To start a bulldozer all you need is a master key and enough know-how to warm up the glow plugs, she said.

“Other machine operators had some issues with people trying to start up machinery — I just found this out,” said Jeanine.

The Bakers took a day to come to terms with the wreckage.

“We were in disbelief and kind of defeated,” said Jeanine.

“But Saturday was a new start.”

With the help of some neighbours, they began cleaning up the mess.

“Six of us tore it right back to parts and pieces — we all had a tear in our eye” she said.

“We picked through the remnants of the camper and cut it into small pieces so we could carry it away. There were three piles — burnables, garbage and salvageables, like hinges and handles and doors.

“We’re builders — we save everything.

“We might be able to get a small building out of the splinters.”

The Bakers are hoping they can salvage enough material to build a 3.6-by-4.8-metre studio.

“We’re looking at turning the lumber we have left into a smaller building because we can cut the ends off and salvage anything we can. And we’ll cut the tin down wherever there aren’t bulldozer marks.
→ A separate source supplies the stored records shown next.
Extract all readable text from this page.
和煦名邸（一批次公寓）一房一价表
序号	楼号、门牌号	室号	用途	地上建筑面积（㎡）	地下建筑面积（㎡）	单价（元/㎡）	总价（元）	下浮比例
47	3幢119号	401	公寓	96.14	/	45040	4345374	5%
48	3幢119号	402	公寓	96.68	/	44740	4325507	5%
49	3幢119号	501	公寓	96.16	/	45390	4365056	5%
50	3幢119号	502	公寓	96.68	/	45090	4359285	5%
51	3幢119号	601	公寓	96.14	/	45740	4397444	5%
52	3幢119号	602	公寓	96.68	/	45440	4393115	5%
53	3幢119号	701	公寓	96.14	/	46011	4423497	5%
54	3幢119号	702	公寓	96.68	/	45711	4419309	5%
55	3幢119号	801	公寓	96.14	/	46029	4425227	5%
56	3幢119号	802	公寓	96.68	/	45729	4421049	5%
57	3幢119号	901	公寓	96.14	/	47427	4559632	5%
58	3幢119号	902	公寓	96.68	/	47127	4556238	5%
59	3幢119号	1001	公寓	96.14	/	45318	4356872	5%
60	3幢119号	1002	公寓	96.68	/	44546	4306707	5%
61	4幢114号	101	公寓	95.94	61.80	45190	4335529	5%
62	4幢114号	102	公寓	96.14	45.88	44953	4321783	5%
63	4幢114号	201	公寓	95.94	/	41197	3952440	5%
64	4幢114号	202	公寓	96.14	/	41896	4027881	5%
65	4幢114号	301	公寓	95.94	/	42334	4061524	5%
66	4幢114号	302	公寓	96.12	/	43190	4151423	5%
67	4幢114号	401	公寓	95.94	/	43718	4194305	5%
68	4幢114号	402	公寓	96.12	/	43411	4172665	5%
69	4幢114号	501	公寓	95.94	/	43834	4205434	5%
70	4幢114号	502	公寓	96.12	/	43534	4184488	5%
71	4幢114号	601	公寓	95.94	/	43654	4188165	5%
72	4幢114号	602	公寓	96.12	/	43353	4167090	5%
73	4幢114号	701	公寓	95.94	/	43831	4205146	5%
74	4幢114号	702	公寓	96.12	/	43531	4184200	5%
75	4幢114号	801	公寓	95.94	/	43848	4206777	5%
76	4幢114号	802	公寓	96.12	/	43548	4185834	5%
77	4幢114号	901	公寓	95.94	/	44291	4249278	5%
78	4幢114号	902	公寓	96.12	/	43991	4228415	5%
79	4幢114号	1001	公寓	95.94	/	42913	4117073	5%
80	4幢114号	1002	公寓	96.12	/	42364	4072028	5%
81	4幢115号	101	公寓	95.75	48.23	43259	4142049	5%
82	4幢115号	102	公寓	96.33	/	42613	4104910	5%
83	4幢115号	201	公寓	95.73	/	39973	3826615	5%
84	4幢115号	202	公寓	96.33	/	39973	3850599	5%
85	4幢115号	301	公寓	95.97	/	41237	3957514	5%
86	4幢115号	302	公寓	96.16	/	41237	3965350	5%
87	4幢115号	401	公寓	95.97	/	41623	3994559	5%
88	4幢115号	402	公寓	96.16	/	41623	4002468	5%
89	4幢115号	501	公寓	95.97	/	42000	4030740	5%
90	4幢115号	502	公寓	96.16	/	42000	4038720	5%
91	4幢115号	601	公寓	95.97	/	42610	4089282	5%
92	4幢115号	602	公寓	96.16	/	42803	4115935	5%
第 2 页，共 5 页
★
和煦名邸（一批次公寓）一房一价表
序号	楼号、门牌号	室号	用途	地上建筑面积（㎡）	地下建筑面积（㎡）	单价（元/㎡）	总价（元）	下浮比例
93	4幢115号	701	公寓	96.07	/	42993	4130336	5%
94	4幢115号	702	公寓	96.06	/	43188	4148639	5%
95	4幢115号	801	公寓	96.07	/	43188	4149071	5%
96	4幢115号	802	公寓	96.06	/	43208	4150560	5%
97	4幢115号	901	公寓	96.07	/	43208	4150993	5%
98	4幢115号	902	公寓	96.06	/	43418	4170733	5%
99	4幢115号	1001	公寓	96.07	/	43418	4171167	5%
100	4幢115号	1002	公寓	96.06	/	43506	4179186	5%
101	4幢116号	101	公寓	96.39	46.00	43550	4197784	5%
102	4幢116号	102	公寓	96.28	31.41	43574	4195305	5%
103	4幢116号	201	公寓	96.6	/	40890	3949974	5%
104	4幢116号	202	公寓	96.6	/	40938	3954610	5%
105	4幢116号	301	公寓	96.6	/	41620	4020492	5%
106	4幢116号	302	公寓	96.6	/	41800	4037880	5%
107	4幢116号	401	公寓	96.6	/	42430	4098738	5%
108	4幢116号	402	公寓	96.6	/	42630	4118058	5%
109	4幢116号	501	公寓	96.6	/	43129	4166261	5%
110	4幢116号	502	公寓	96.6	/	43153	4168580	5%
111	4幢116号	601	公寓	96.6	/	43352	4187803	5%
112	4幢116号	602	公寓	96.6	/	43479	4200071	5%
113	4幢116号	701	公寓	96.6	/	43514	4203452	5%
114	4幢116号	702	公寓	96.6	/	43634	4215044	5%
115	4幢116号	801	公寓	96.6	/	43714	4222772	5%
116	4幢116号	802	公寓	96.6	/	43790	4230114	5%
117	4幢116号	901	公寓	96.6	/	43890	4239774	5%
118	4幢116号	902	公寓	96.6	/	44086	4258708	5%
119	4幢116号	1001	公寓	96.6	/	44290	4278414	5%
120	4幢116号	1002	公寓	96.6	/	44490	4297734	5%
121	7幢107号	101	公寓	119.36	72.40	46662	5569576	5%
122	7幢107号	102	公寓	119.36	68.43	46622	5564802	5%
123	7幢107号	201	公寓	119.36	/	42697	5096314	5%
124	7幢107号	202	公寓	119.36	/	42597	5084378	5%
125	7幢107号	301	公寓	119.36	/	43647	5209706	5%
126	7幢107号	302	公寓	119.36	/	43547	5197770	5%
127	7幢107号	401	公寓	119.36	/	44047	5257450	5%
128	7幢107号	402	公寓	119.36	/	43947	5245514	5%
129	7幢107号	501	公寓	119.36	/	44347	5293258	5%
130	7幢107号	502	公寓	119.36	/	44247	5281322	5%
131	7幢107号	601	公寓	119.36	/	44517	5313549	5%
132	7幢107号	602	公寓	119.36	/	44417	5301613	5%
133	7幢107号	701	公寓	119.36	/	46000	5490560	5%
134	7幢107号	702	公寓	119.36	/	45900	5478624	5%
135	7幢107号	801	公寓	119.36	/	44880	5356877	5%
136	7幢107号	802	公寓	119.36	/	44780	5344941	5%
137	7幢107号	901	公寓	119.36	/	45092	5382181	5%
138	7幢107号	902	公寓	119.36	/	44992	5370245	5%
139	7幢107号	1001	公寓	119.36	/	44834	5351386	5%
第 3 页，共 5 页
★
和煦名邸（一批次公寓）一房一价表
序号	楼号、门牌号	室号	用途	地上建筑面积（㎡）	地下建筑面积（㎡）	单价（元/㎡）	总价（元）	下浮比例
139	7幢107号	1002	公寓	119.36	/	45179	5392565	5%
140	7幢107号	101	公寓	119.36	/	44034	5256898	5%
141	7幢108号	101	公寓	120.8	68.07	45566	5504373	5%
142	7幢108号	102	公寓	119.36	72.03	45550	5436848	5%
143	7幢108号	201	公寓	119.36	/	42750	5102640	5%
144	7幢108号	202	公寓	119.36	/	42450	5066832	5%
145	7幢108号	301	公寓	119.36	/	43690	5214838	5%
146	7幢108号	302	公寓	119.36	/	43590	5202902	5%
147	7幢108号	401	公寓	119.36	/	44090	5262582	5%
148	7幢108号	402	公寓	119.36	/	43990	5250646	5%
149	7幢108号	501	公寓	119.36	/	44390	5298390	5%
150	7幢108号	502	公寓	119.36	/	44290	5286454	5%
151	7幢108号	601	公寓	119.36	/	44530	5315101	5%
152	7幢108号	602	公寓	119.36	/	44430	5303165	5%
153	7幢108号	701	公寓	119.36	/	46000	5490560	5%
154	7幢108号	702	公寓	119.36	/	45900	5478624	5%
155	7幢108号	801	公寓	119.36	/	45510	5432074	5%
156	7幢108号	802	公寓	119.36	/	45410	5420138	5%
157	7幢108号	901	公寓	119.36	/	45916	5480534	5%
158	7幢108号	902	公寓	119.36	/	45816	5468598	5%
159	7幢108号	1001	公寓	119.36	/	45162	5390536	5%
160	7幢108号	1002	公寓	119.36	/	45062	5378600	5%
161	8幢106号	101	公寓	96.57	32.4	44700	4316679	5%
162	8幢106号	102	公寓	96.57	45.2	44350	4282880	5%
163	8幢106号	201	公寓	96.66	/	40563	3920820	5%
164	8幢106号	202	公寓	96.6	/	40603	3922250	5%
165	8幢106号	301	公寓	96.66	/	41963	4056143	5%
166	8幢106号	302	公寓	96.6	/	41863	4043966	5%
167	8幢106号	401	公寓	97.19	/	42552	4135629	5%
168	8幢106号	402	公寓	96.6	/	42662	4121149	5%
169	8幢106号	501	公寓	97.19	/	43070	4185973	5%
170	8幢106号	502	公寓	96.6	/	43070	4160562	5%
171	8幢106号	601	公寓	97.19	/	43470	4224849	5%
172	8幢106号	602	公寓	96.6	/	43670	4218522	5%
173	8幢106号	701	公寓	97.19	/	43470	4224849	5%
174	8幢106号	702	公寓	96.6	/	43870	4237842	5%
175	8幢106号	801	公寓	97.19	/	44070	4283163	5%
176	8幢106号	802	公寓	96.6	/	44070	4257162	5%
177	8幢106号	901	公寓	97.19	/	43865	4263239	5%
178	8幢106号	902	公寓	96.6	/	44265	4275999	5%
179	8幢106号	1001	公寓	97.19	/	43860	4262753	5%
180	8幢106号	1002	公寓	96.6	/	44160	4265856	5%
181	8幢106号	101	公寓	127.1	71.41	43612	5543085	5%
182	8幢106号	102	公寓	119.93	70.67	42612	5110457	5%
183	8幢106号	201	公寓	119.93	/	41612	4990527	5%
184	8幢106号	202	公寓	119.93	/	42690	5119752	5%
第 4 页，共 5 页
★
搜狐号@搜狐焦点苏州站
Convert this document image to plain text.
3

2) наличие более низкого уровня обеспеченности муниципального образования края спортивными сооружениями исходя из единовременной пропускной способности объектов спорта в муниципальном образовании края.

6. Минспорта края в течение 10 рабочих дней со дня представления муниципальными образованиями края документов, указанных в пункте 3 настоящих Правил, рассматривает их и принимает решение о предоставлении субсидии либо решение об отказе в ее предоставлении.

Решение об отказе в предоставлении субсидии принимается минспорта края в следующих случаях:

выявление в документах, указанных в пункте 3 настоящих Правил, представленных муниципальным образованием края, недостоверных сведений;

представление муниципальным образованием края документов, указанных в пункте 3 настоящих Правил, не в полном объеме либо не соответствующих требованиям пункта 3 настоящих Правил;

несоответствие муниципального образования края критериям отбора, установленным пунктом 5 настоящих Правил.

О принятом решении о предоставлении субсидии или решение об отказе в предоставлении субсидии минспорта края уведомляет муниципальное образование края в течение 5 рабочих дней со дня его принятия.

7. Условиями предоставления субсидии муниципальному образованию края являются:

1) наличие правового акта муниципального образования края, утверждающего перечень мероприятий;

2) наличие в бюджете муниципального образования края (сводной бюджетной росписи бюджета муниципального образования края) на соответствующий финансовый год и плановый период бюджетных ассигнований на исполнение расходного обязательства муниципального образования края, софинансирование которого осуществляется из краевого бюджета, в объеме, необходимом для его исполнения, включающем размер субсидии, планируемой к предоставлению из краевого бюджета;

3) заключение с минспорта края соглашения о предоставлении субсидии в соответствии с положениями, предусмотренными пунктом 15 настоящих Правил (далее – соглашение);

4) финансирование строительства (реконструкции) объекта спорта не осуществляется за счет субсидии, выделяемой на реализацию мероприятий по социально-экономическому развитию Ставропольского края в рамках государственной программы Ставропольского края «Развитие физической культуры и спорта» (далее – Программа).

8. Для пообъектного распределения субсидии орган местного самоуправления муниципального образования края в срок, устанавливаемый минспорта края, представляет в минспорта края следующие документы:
“The biggest issue is replacing the pickup truck,” she said.

Jeanine has no idea why her property was targeted.

The only possibility is that someone was angry the Bakers had blocked the old Mt. Sima access road.

Their property straddles the old road, which was still used regularly by ATV riders.

“We told everybody we were going to have to shut her down,” said Jeanine.

“And everybody was OK with that — only one guy sped off into the dust.”

They blocked the road in late August.

After this, the Bakers’ camper was broken into twice.

“That’s the only thing we’ve done that might have bothered someone,” she said.

“But we’ve never had a harsh word with anyone in the area — nothing.

“We just carry on with life and we’re ordinary people.”

During her classes, Jeanine had started telling people that pretty soon she’d be doing drop-ins at the new studio.

“We were hoping to live in there later this winter,” she said.

“Everyone was pretty happy — then this happened.”

The police didn’t find much evidence, said Jeanine.

“Maybe the person will never get caught, but they will have to live with what they’ve done on their own.”

Yukon Artists at Work is hosting a benefit for the Bakers on Sunday, December 9th.

The gallery will be open from 12 p.m. to 5 p.m. for cocktails, music and art.

There will be art sales, auctions and prizes.